Curious about the origin of the materials used in unwarranted attacks on our school district? Some sound like recycled Department of Defense memos. But one caught my eye: In August of 2003, school district detractors actually cited references (like high school teachers expect to see in their students' research papers).
What is especially curious is the three same references cited by the KBA PAC also appeared in "The Impact of Elementary School Nurses on Student Attendance," The Journal of School Nursing, Volume 19, Number 4, August 2003, by Dr. Gay Allen.
|KBA PAC, August, 2003||The Journal of School Nursing, August, 2003|
It would take only a minimal effort by the School Districtís leadership to research this and similar sources of information available to them.
One example of a possible resource is Hadley, T. (1998), Measuring Public Sector Effectiveness Using Private Sector Methods; Public Productivity and Management Review, 21, 251-259. Also McLaughlin, M & Wand, S. (1995), Improving Education Through Standards-Based Reform, Stanford CA, National Academy of Education. Additionally, Hyman, D. (1999) Public Finance: A Contemporary Application of Theory and Policy, Fort Worth, TX, Harcourt Brace. If the School District would like other citations please let the KBA PAC know.
In the literature of public economics, it is recognized that applying the economic concept of allocative efficiency to evaluations of public agencies and programs is hampered because of the nature of the intended and actual outcomes of the production functions. First, the benefits are often highly intangible, so the quality and quantity are virtually impossible to ascertain. Second, because most public organizations and programs are intended to produce services that are not sold at prices, and moreover, because these services are not comparable to services produced and sold in private markets, it is virtually impossible to place monetary values on the outcomes (Hyman, 1999). ...
In recent years many politicians have been elected using education as their number-one policy issue. Whereas the public is demanding reform, it is also demanding more accountability, especially from its public schools (McLaughlin & Wand, 1995; Walters, 1998). ...
Effectiveness: Defined as comparing output or outcomes to expectations (Hedley, 1998). In other words, did the organization accomplish what it intended to accomplish?
Gay Allen holds a Doctorate in Public Administration and serves as School Health Programs Administrator for the Alabama State Department of Education in Montgomery, Alabama. Dr. Allen's use of the three references indicates a clear grasp of the challenges posed when ensuring efficiency of public services. In concluding his paper, Dr. Allen notes:
Finally, this study did not attempt to link the presence of a school nurse with any measures of student achievement. This linkage may well exist but was not investigated as part of this study.
Only rarely (e.g. in the case of school music programs) is linkage between resource allocation and student achievement established. Nonetheless, KBA PAC members and endorsed candidates repeatedly reference cost-effectiveness and cost/benefit, as if resource allocation in schools were as simple as buying a fuel-efficient automobile.

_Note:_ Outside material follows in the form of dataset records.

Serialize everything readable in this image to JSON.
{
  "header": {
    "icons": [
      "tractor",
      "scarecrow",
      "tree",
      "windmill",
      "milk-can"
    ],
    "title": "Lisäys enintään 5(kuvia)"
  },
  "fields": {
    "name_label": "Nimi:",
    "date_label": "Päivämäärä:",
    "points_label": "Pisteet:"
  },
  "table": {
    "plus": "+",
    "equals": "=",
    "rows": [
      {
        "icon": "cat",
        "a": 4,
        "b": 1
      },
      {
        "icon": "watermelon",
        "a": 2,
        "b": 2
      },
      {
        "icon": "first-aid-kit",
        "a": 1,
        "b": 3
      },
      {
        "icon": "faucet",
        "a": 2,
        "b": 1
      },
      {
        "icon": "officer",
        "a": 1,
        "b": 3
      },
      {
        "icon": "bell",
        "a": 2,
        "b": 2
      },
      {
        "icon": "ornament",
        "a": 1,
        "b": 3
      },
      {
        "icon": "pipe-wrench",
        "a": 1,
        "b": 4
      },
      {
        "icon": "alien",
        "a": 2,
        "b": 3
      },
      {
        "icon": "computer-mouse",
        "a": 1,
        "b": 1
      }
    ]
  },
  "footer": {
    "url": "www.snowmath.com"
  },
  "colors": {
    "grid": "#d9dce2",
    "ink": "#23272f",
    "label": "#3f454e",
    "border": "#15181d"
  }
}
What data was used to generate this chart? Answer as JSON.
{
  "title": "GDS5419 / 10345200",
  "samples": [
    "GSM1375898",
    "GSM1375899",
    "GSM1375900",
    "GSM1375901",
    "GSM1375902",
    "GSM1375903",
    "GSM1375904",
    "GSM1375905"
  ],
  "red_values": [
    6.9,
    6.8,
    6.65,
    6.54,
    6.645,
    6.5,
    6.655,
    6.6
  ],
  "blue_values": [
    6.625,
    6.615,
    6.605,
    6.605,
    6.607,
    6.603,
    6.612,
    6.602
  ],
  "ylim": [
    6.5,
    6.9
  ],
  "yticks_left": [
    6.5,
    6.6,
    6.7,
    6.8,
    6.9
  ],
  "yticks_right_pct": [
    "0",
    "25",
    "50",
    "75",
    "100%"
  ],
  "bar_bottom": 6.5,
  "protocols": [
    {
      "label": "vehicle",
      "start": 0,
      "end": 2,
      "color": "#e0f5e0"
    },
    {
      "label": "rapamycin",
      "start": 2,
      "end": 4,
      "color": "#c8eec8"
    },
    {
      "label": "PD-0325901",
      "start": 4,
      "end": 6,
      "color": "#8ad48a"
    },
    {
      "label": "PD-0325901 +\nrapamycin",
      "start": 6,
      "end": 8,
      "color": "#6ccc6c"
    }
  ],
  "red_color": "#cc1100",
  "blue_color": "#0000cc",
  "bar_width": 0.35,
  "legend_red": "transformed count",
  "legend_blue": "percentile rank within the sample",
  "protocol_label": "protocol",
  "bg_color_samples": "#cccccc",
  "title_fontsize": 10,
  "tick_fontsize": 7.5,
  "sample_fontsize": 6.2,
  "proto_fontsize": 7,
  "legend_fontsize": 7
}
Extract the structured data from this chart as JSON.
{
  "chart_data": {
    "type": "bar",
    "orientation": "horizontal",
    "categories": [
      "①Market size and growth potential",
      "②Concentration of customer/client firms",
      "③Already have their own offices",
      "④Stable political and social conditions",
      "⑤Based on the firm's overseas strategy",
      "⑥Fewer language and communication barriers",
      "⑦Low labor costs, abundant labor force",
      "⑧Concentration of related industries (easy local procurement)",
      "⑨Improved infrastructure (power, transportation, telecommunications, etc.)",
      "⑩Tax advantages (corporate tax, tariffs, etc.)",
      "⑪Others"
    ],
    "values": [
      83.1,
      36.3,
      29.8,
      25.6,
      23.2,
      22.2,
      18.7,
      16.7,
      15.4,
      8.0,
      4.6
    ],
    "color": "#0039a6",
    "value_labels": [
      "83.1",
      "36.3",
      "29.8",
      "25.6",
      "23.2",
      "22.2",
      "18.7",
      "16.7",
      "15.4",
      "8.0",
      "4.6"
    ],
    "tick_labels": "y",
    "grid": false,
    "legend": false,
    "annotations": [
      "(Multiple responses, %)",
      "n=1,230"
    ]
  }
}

What is certain is good teachers are the best educational investment a district can make. Notably, the KBA PAC candidates have not received endorsement from the Beavercreek Education Association (representing Beavercreek teachers).
Curiouser and Curiouser...
One final point of note: Google searches show that only The Journal of School Nursing and the KBA PAC cite all three of these references. There are no Google hits for any two of these references without the third (as indicated by the Venn diagram, below). This suggests that the KBA PAC plagiarized references from the Dr. Allen's paper--further evidence of a bad-faith campaign of harassment waged against the school district.
Why would the KBA PAC conceal the source of their putative expertise (unless the concealed source supported the position of the school district!)?
The curious coincidence of Google hits with KBA PAC references found in The Journal of School Nursing: Of the hundreds of citations from these three references, they appear either singly or all together—never in pairs.
What did the KBA PAC know, and when did they know it?